Saudis challenge 'closure for prayer' rule

 

As the debate about women's right to drive rumbles on in Saudi Arabia, the Jeddah-based Arab News has raised another contentious issue: the forced closure of businesses at prayer times.

Though many in the kingdom are clearly disgruntled by the practice, it is rarely challenged in the Saudi media and the paper's reason for highlighting it just now is unclear – except that its report says "residents in the kingdom have expressed concern" about the closure rule.

One Jeddah resident quoted in the article argues that pharmacies should be allowed to remain open. Another complains of being "stranded without petrol and being delayed on several occasions" because filling stations refused to serve him.

The article points out that this practice is unique to Saudi Arabia – other Gulf states do not apply a similar rule. Even if the intention is to encourage people to pray, it doesn't necessarily have that result: instead of going to the mosque, many workers just hang around smoking outside their workplace until it is time to reopen.

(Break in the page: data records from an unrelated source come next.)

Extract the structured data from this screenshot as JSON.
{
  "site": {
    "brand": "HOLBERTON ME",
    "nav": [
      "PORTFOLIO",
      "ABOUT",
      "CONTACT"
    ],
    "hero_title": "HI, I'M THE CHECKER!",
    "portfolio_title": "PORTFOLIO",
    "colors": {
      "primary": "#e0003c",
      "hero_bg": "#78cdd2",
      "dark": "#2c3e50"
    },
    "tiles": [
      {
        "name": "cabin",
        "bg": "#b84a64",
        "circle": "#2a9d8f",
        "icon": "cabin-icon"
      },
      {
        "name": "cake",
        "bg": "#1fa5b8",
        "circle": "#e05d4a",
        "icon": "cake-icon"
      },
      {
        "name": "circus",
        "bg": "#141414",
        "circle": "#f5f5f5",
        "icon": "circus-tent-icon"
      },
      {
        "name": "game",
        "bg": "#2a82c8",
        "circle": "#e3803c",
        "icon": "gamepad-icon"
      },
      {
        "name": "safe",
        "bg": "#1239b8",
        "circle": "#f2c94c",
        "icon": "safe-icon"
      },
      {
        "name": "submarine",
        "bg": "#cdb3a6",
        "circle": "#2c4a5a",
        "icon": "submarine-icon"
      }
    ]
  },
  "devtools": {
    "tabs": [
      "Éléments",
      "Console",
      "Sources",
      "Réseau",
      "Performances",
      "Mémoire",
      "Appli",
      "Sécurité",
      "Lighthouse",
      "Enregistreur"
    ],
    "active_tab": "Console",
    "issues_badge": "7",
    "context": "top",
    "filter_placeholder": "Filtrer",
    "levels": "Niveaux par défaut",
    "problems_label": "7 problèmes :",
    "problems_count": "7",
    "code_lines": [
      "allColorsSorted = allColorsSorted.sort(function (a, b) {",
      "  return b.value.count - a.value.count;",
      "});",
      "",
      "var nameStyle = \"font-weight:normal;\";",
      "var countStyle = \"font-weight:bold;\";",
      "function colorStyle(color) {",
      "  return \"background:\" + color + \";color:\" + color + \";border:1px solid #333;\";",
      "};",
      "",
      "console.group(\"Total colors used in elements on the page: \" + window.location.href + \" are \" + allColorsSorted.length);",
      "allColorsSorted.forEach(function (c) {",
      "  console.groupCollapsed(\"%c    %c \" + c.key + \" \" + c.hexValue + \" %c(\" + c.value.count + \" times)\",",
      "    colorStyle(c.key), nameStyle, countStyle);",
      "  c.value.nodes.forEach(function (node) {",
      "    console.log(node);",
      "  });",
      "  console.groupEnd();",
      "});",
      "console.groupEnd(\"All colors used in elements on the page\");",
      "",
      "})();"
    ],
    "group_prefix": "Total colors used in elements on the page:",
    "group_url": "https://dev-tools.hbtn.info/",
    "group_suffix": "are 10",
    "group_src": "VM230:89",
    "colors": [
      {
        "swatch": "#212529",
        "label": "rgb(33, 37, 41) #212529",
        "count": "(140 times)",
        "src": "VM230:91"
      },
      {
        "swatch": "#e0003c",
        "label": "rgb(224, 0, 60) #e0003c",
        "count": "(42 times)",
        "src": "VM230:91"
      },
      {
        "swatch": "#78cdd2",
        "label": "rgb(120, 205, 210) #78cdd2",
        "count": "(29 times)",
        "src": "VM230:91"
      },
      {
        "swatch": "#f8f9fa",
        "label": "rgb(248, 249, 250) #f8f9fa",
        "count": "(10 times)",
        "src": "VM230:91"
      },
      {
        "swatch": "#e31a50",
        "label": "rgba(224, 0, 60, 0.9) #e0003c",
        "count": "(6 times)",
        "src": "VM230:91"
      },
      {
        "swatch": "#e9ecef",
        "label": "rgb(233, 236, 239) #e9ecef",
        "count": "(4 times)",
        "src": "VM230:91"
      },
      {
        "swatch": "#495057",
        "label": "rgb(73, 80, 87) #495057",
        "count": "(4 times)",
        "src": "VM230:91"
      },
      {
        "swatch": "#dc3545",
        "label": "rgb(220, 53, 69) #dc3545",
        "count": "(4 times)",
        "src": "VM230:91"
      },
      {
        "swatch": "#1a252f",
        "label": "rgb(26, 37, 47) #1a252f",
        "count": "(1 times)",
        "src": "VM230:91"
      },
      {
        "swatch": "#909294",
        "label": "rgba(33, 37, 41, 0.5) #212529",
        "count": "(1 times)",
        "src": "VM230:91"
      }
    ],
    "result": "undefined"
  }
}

The article has more than 80 comments, many of them opposing any change. One says:

"Why are we raising [an] issue when it is not called for? Why are we attacking our system of life when religion is concern? Isn't it enough that we are being brutally attacked in the west?"

The issue was also discussed on al-Arabiya television last October, when a number of businessmen said that closing for prayer has a negative effect on productivity and causes economic damage.

As with the ban on women's driving, there appears to be no Saudi law that says businesses must close at prayer times: it is simply a custom enforced by the religious police and there seems to be significant public resistance to it. According to al-Arabiya:

"Recent statistics reveal that the Committee for the Propagation of Virtue and Prevention of Vice [the religious police] has 23,710 reported cases of people not praying or not closing down their shops, and the number of detained for violating the these two criteria reached up to 25,000.

"After four warnings if violations [are] found, shops will be closed for 24 hours, and 48 hours if the shop owners were warned for the fifth time. In very rare cases, continuous violations will reach [the] courts."

Posted by Brian Whitaker, 4 July 2011.